You're reading: Prosecutors demand emails of Novoye Vremya journalist

Yet another journalist in Ukraine is facing pressure from law enforcement.

Ukrainian prosecutors have demanded that investigative journalist Ivan Verstyuk give them access to his emails, according to the decision of Kyiv Pechersk District Court published on Feb. 18 by magazine Novoye Vremya, one of the publications Verstyuk works for.

Prosecutors want to see Verstyuk’s conversations because back in 2016 Novoye Vremya published a story by him about a former deputy general prosecutor of Kyiv Oblast, Alexander Korniyets. Entitled “Brilliant Daughter,” the story reveals how Korniyets, earning only $7,600 a year, managed to pay 120,000 pounds a year for his daughter to study at a school in the United Kingdom.

Although Korniyets was fired right away, the prosecutors are still investigating his case, and they claim Verstyuk’s story, and his source in particular, breached the confidentiality of this investigation. The journalist based his story on a report by the British National Crime Agency. The report had been sent exclusively to the Prosecutor General’s Office, but someone there leaked it to the journalist.

If Verstyuk does not give up his email conversations — hundreds of documents, including ones from anonymous sources — the Prosecutor General’s Office can conduct a search of the Novoye Vremya newsroom, the court says. According to Ukrainian and European laws, however, the journalists have a right to use and protect confidential sources.

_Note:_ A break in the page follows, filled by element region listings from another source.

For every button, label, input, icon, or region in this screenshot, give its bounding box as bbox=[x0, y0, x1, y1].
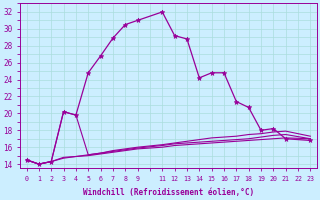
X-axis label: Windchill (Refroidissement éolien,°C): Windchill (Refroidissement éolien,°C) bbox=[83, 188, 254, 197]
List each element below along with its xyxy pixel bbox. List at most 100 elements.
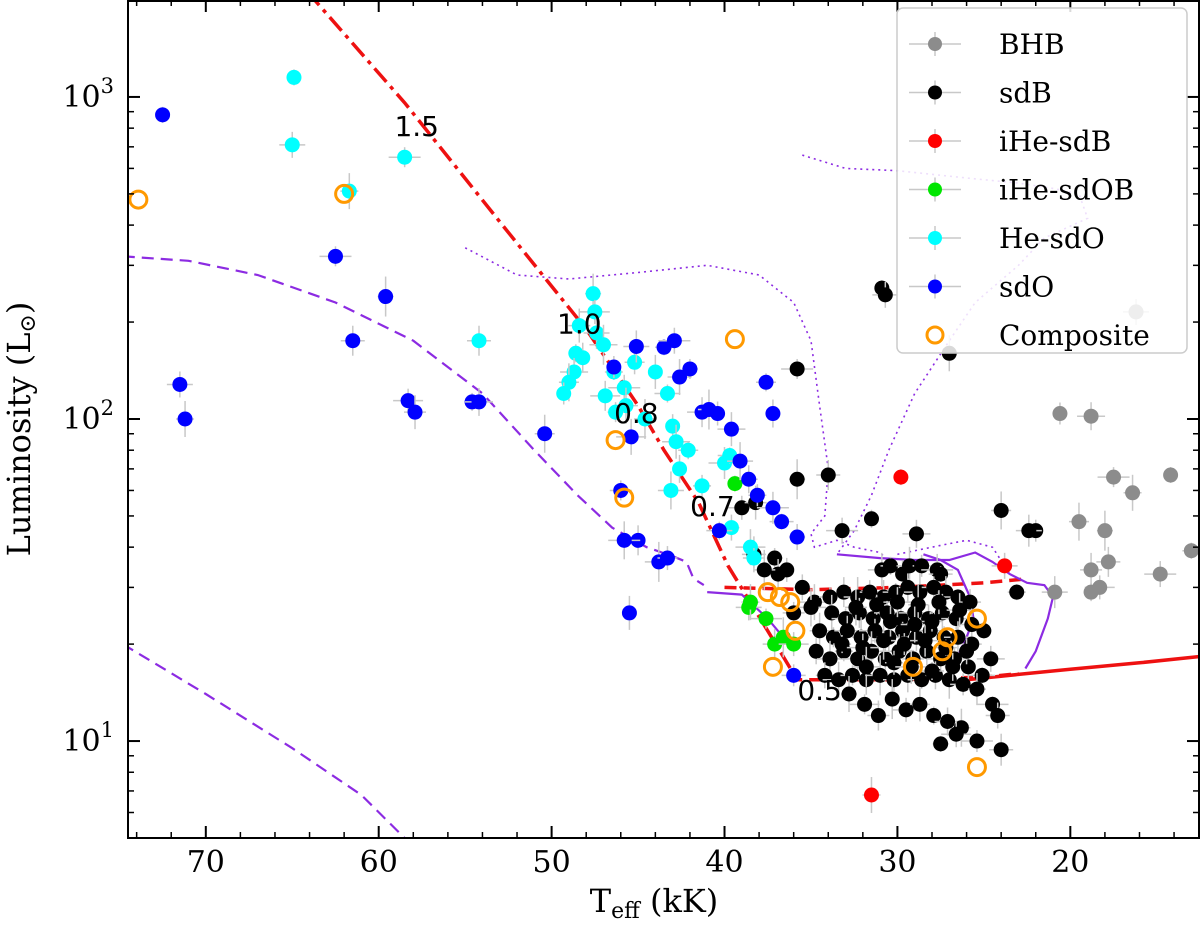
- point-composite: [128, 189, 149, 210]
- point-sdo: [534, 414, 555, 453]
- point-marker: [659, 385, 675, 401]
- point-sdo: [657, 546, 678, 571]
- point-sdb: [781, 358, 814, 379]
- point-sdo: [748, 484, 767, 507]
- x-tick-label: 30: [878, 845, 916, 880]
- x-tick-label: 50: [533, 845, 571, 880]
- point-sdb: [991, 491, 1012, 530]
- point-composite: [966, 608, 987, 629]
- legend-marker: [928, 37, 942, 51]
- point-marker: [710, 406, 726, 422]
- y-axis-label: Luminosity (L⊙): [0, 302, 41, 557]
- point-sdb: [883, 606, 899, 637]
- point-marker: [898, 702, 914, 718]
- x-axis-label: Teff (kK): [590, 882, 718, 924]
- point-sdb: [896, 546, 923, 585]
- point-marker: [589, 325, 605, 341]
- y-tick-label: 102: [62, 396, 114, 437]
- point-sdo: [393, 388, 424, 413]
- point-sdb: [920, 662, 944, 681]
- point-marker: [841, 686, 857, 702]
- point-he-sdo: [607, 402, 624, 423]
- point-bhb: [1097, 467, 1130, 488]
- legend-item-composite: Composite: [925, 319, 1150, 352]
- point-bhb: [1080, 552, 1103, 587]
- legend-label: sdO: [999, 271, 1054, 304]
- point-sdb: [900, 606, 929, 643]
- point-composite: [334, 183, 355, 204]
- point-ihe-sdb: [991, 552, 1018, 579]
- point-marker: [889, 594, 905, 610]
- point-marker: [820, 467, 836, 483]
- point-marker: [1125, 485, 1141, 501]
- point-marker: [917, 633, 933, 649]
- series-ihe-sdb: [862, 469, 1018, 813]
- point-marker: [537, 426, 553, 442]
- point-marker: [672, 461, 688, 477]
- point-sdb: [950, 673, 977, 696]
- point-marker: [682, 361, 698, 377]
- point-marker: [723, 421, 739, 437]
- point-sdo: [769, 513, 794, 530]
- point-marker: [1009, 584, 1025, 600]
- point-marker: [848, 599, 864, 615]
- point-sdo: [789, 524, 806, 551]
- legend-marker: [928, 182, 942, 197]
- point-marker: [955, 676, 971, 692]
- point-sdb: [959, 589, 982, 616]
- point-marker: [838, 611, 854, 627]
- point-composite: [762, 656, 783, 677]
- point-sdo: [681, 358, 698, 379]
- point-sdb: [898, 573, 917, 602]
- point-marker: [659, 550, 675, 566]
- point-marker: [1097, 523, 1113, 539]
- point-marker: [727, 476, 743, 492]
- point-bhb: [1144, 561, 1177, 588]
- point-marker: [1100, 554, 1116, 570]
- point-marker: [789, 529, 805, 545]
- point-marker: [1183, 543, 1199, 559]
- point-marker: [990, 708, 1006, 724]
- point-composite: [724, 329, 745, 350]
- point-bhb: [1068, 502, 1089, 541]
- point-marker: [863, 511, 879, 527]
- point-marker: [933, 736, 949, 752]
- point-marker: [789, 361, 805, 377]
- point-marker: [822, 589, 838, 605]
- legend-label: sdB: [999, 77, 1052, 110]
- series-composite: [128, 183, 987, 778]
- legend-label: He-sdO: [999, 222, 1105, 255]
- point-marker: [914, 558, 930, 574]
- point-sdb: [932, 735, 949, 752]
- point-he-sdo: [654, 384, 681, 403]
- track-line-track-d: [836, 551, 1055, 670]
- track-line-track-h: [897, 539, 1011, 575]
- point-composite: [937, 627, 958, 648]
- point-bhb: [1077, 402, 1106, 431]
- track-line-taehb: [966, 654, 1200, 682]
- point-marker: [908, 526, 924, 542]
- point-marker: [834, 523, 850, 539]
- point-sdo: [340, 325, 365, 356]
- point-marker: [952, 602, 968, 618]
- point-marker: [924, 663, 940, 679]
- point-marker: [742, 594, 758, 610]
- point-ihe-sdb: [893, 469, 909, 486]
- point-he-sdo: [556, 382, 572, 405]
- point-sdb: [922, 611, 942, 632]
- point-marker: [962, 594, 978, 610]
- point-marker: [746, 550, 762, 566]
- point-sdo: [176, 401, 195, 437]
- point-sdb: [841, 675, 858, 712]
- point-sdb: [836, 577, 852, 608]
- point-marker: [903, 659, 919, 675]
- mass-label: 0.5: [797, 674, 842, 707]
- point-marker: [950, 589, 966, 605]
- point-marker: [556, 385, 572, 401]
- point-bhb: [1096, 546, 1121, 577]
- point-sdo: [319, 246, 352, 267]
- point-sdb: [989, 733, 1014, 766]
- point-marker: [286, 69, 302, 85]
- point-marker: [924, 614, 940, 630]
- point-marker: [1152, 566, 1168, 582]
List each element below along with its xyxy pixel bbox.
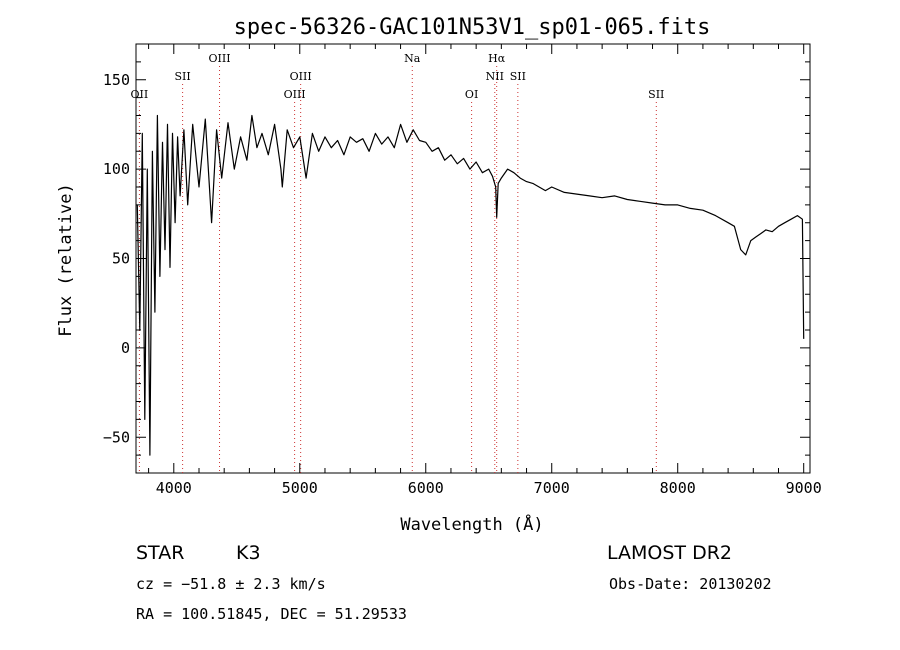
spectrum-series [136,114,805,456]
y-axis-label: Flux (relative) [56,183,76,337]
x-tick-label: 9000 [786,479,822,497]
plot-border [135,43,811,474]
line-marker-label: SII [174,70,190,83]
line-marker-label: Hα [488,52,506,65]
object-subclass: K3 [236,542,261,564]
y-tick-label: 0 [121,339,130,357]
y-tick-label: 50 [112,250,130,268]
x-axis-label: Wavelength (Å) [400,513,543,535]
x-tick-label: 7000 [534,479,570,497]
x-tick-label: 8000 [660,479,696,497]
spectrum-line [136,114,805,456]
line-marker-label: OIII [208,52,230,65]
emission-line-markers: OII SII OIII OIII OIII Na OI Hα NII SII SII [131,52,664,473]
x-tick-label: 5000 [282,479,318,497]
plot-frame [135,43,811,474]
line-marker-label: OI [465,88,478,101]
object-class: STAR [136,542,184,564]
x-tick-label: 4000 [156,479,192,497]
y-tick-label: −50 [103,428,130,446]
line-marker-label: OIII [290,70,312,83]
y-tick-label: 150 [103,71,130,89]
axis-ticks: 4000 5000 6000 7000 8000 9000 −50 0 50 100 150 [103,44,822,497]
observation-date: Obs-Date: 20130202 [609,575,772,593]
chart-title: spec-56326-GAC101N53V1_sp01-065.fits [234,15,711,40]
coordinates: RA = 100.51845, DEC = 51.29533 [136,605,407,623]
line-marker-label: OII [131,88,149,101]
line-marker-label: NII [486,70,504,83]
line-marker-label: SII [510,70,526,83]
line-marker-label: SII [648,88,664,101]
y-tick-label: 100 [103,160,130,178]
line-marker-label: Na [404,52,421,65]
x-tick-label: 6000 [408,479,444,497]
line-marker-label: OIII [284,88,306,101]
redshift-cz: cz = −51.8 ± 2.3 km/s [136,575,326,593]
survey-name: LAMOST DR2 [607,542,732,564]
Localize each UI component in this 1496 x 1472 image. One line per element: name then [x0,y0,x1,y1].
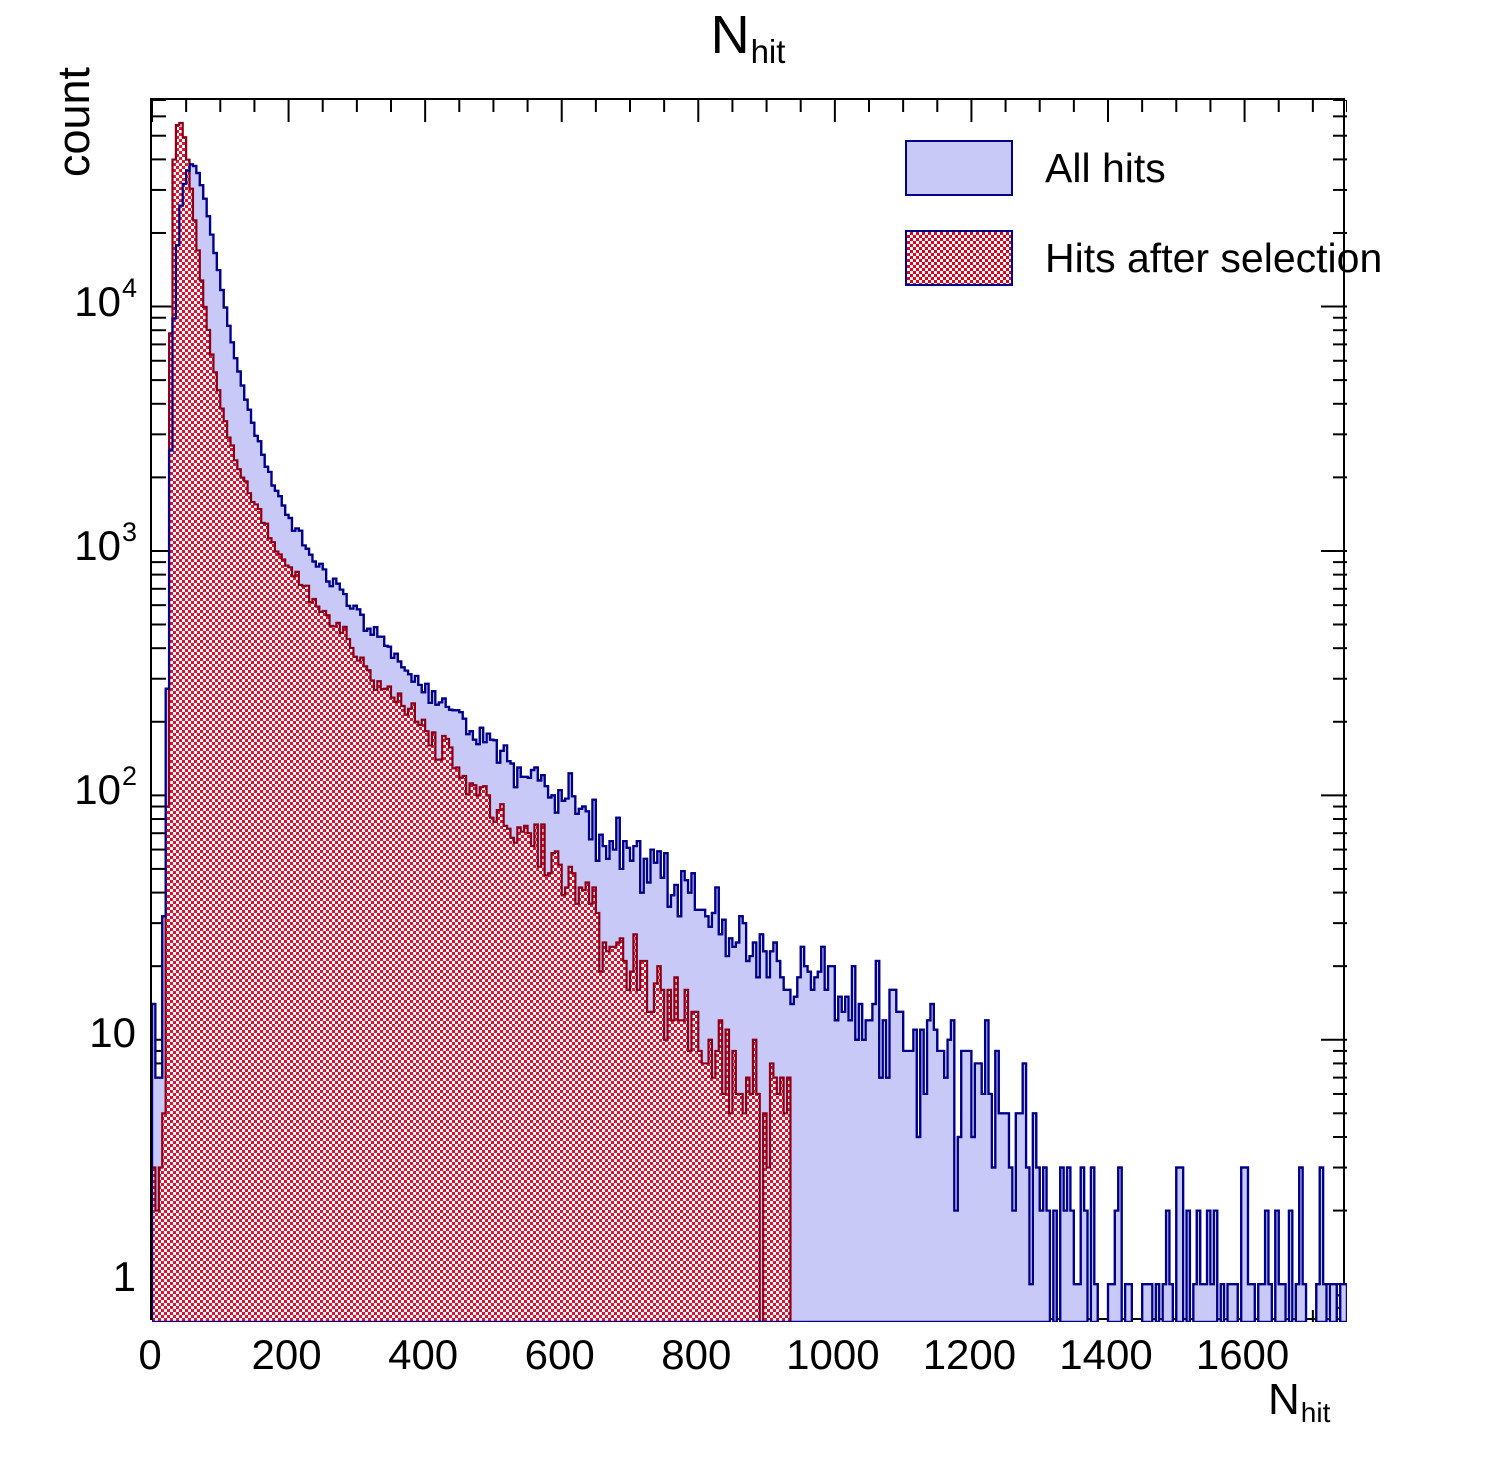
legend-item-all-hits[interactable]: All hits [905,140,1305,198]
x-tick-label: 1000 [786,1331,880,1378]
y-tick-label: 10 [89,1008,136,1056]
x-tick-label: 800 [661,1331,732,1378]
plot-frame [150,98,1347,1322]
title-subscript: hit [750,33,786,70]
legend-label-all-hits: All hits [1045,145,1166,191]
x-axis-title-subscript: hit [1300,1397,1331,1428]
y-tick-label: 103 [74,516,137,569]
y-axis-title: count [48,66,99,178]
x-axis-title-main: N [1268,1375,1300,1424]
title-main: N [710,5,750,65]
y-tick-label: 104 [74,272,137,325]
x-tick-label: 1200 [922,1331,1017,1378]
series-hits-after-selection [152,121,792,1322]
y-tick-label: 1 [112,1253,136,1301]
y-tick-label: 102 [74,761,137,814]
x-tick-label: 1600 [1195,1331,1290,1378]
legend-label-hits-after-selection: Hits after selection [1045,235,1383,281]
page-title: Nhit [0,5,1496,68]
legend-swatch-all-hits [905,140,1013,196]
histogram-svg [152,100,1347,1322]
legend: All hits Hits after selection [905,140,1382,290]
histogram-series [152,121,1347,1322]
x-tick-label: 600 [524,1331,595,1378]
x-tick-label: 1400 [1059,1331,1153,1378]
x-tick-label: 400 [388,1331,459,1378]
legend-item-hits-after-selection[interactable]: Hits after selection [905,230,1382,288]
x-tick-label: 0 [138,1331,162,1378]
legend-swatch-hits-after-selection [905,230,1013,286]
x-axis-title: Nhit [1268,1375,1330,1427]
series-all-hits-outline [152,163,1347,1322]
x-tick-label: 200 [251,1331,322,1378]
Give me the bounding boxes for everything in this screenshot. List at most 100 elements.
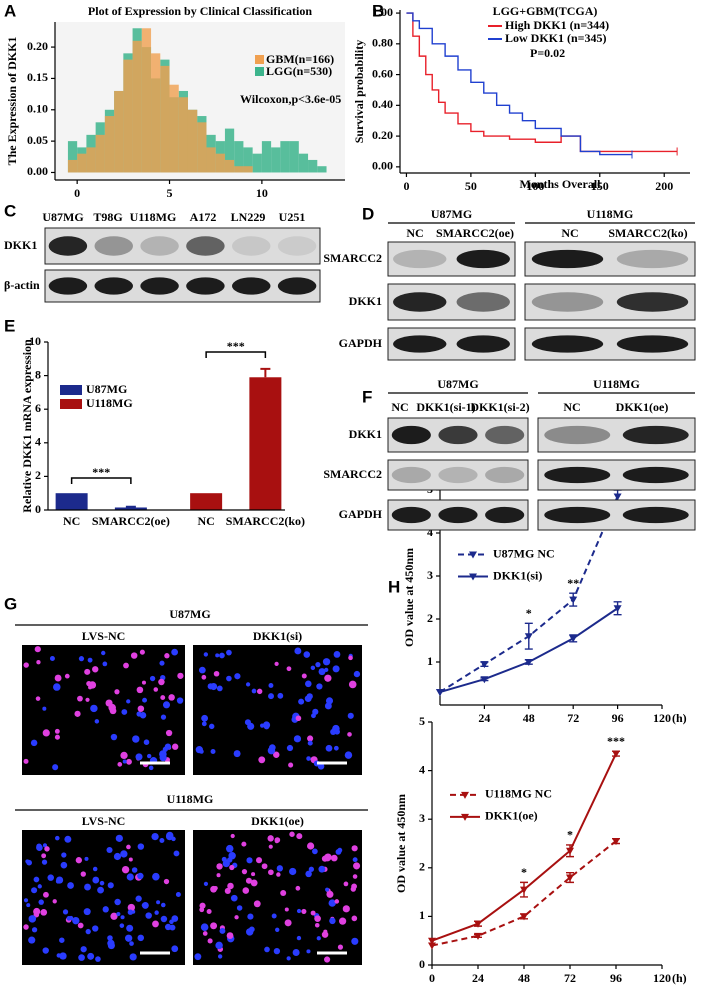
row-label: SMARCC2: [323, 251, 382, 265]
x-tick-label: SMARCC2(oe): [92, 514, 170, 528]
nucleus: [294, 647, 302, 655]
condition-label: LVS-NC: [82, 814, 126, 828]
x-tick-label: 120: [653, 711, 671, 725]
legend-label: U118MG NC: [485, 787, 552, 801]
nucleus: [162, 746, 168, 752]
x-tick-label: 0: [403, 179, 409, 193]
nucleus: [31, 887, 38, 894]
annotation: Wilcoxon,p<3.6e-05: [240, 92, 341, 106]
y-tick-label: 0.60: [372, 66, 393, 80]
marker: [566, 874, 574, 882]
nucleus: [161, 902, 166, 908]
nucleus: [229, 864, 235, 871]
nucleus: [260, 723, 265, 728]
histogram-bar: [67, 141, 78, 173]
significance-label: ***: [92, 465, 110, 479]
significance-label: *: [567, 828, 573, 842]
nucleus: [128, 857, 133, 862]
nucleus: [303, 651, 311, 658]
y-tick-label: 3: [419, 811, 425, 825]
line: [431, 753, 617, 942]
nucleus: [49, 656, 55, 662]
nucleus: [171, 915, 179, 922]
marker: [480, 661, 489, 669]
nucleus: [201, 714, 209, 722]
x-tick-label: 0: [429, 971, 435, 985]
lane-label: DKK1(oe): [616, 400, 669, 414]
nucleus: [28, 936, 36, 944]
nucleus: [41, 853, 47, 859]
significance-bracket: [205, 351, 267, 358]
nucleus: [77, 695, 83, 702]
nucleus: [255, 857, 263, 864]
lane-label: NC: [391, 400, 408, 414]
histogram-bar: [289, 141, 299, 173]
nucleus: [26, 859, 32, 866]
x-tick-label: 5: [167, 186, 173, 200]
y-tick-label: 4: [427, 525, 433, 539]
nucleus: [202, 931, 208, 936]
marker: [612, 838, 620, 846]
nucleus: [323, 853, 332, 862]
histogram-bar: [308, 159, 318, 173]
nucleus: [286, 956, 291, 961]
x-tick-label: 48: [523, 711, 535, 725]
band: [140, 236, 179, 256]
nucleus: [164, 653, 170, 659]
nucleus: [159, 660, 165, 666]
nucleus: [60, 861, 68, 869]
nucleus: [324, 674, 332, 682]
nucleus: [203, 881, 209, 887]
histogram-bar: [298, 153, 309, 173]
lane-label: LN229: [231, 210, 266, 224]
nucleus: [314, 922, 320, 928]
nucleus: [334, 899, 340, 904]
nucleus: [201, 721, 207, 727]
nucleus: [264, 946, 270, 953]
nucleus: [325, 744, 333, 752]
nucleus: [153, 687, 159, 692]
nucleus: [126, 924, 134, 932]
nucleus: [337, 944, 344, 950]
nucleus: [306, 693, 313, 700]
band: [622, 506, 689, 524]
y-tick-label: 4: [419, 762, 425, 776]
nucleus: [258, 756, 266, 764]
nucleus: [284, 919, 292, 927]
lane-label: SMARCC2(oe): [436, 226, 514, 240]
band: [456, 249, 510, 269]
nucleus: [152, 872, 160, 881]
histogram-bar: [67, 159, 78, 173]
nucleus: [316, 683, 323, 690]
nucleus: [92, 666, 99, 673]
nucleus: [348, 680, 357, 689]
panel-label: B: [372, 1, 384, 20]
legend-label: Low DKK1 (n=345): [505, 31, 607, 45]
nucleus: [347, 732, 352, 737]
nucleus: [347, 712, 354, 719]
legend-marker: [469, 551, 477, 559]
band: [186, 236, 225, 256]
y-axis-label: Survival probability: [352, 40, 366, 143]
nucleus: [62, 909, 69, 915]
nucleus: [34, 646, 41, 653]
nucleus: [37, 884, 42, 889]
nucleus: [44, 846, 50, 852]
band: [622, 466, 689, 484]
nucleus: [74, 710, 81, 717]
marker: [480, 676, 489, 684]
y-axis-label: The Expression of DKK1: [5, 37, 19, 166]
nucleus: [322, 658, 331, 666]
marker: [436, 689, 444, 697]
nucleus: [316, 936, 321, 941]
y-tick-label: 0.05: [27, 133, 48, 147]
nucleus: [121, 709, 128, 715]
band: [485, 425, 525, 445]
band: [531, 292, 604, 312]
marker: [612, 750, 620, 758]
nucleus: [87, 657, 93, 663]
condition-label: DKK1(si): [253, 629, 302, 643]
nucleus: [175, 892, 181, 898]
nucleus: [142, 697, 148, 703]
histogram-bar: [243, 147, 253, 173]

The case shows the Prosecutor General’s Office is uneasy with working under the eye of an independent press, thinks Verstyuk.

“I assume they don’t like me getting documents that prove the luxurious lifestyle of an ex-deputy general prosecutor of Kyiv Oblast, Alexander Korniyets, and his daughter. So there they are, pressuring us,” Verstyuk told the Kyiv Post.

Prosecutors have already interrogated the journalist in connection with the article, in June 2017.

Verstyuk said he thought the actions of the prosecutors were “obvious” pressure on the press and on the freedom of speech. If they are allowed to read the e-mail of an investigative journalist, it may damage the very freedom of investigative journalism in the future, he said.

This is the second time a Novoye Vremya journalist has been under pressure to reveal their anonymous sources. In August 2018, the same Pechersk District Court gave the Prosecutor General’s Office access to journalist Kristina Berdynskykh’s phone to trace her locations, conversations, and numbers dialed for the period from February to August 2018. (Another journalist, Natalie Sedletska, the chief editor of Radio Liberty’s Schemes investigative television show, also was ordered by the court to provide data from her phone at the same time.)

That case triggered strong criticism from Ukrainian civic activists, journalists and Western officials. The Prosecutor General’s Office denied it intended to restrict freedom of speech.

Verstyuk’s colleague Berdynskyk appealed, and on Sept. 26, the Kyiv Court of Appeal partially upheld her complaint. However, since Nov. 12 further hearings of the case have been put off three times. The next hearing is scheduled for May 6. The rulings involving both Novoye Vremya journalists were made by the same judge, Volodymyr Karaban.

Novoye Vremya Chief Editor Vitalii Sych said in comments to the Kyiv Post that prosecutors have the wrong priorities — instead of investigating corruption, they’re investigating how journalists do their work, he said. Besides, the court decision is illegal, and so the journalists will contest the claim in Ukraine, and if unsuccessful, they are to file an appeal with the European Court of Human Rights, he said.

“We are an irritant to many people, including the prosecutors, and that’s why they pay such a close attention to us,” Sych said.

“But I think they’d do better to focus on finding corrupt officials, rather than investigating those who fight corruption.”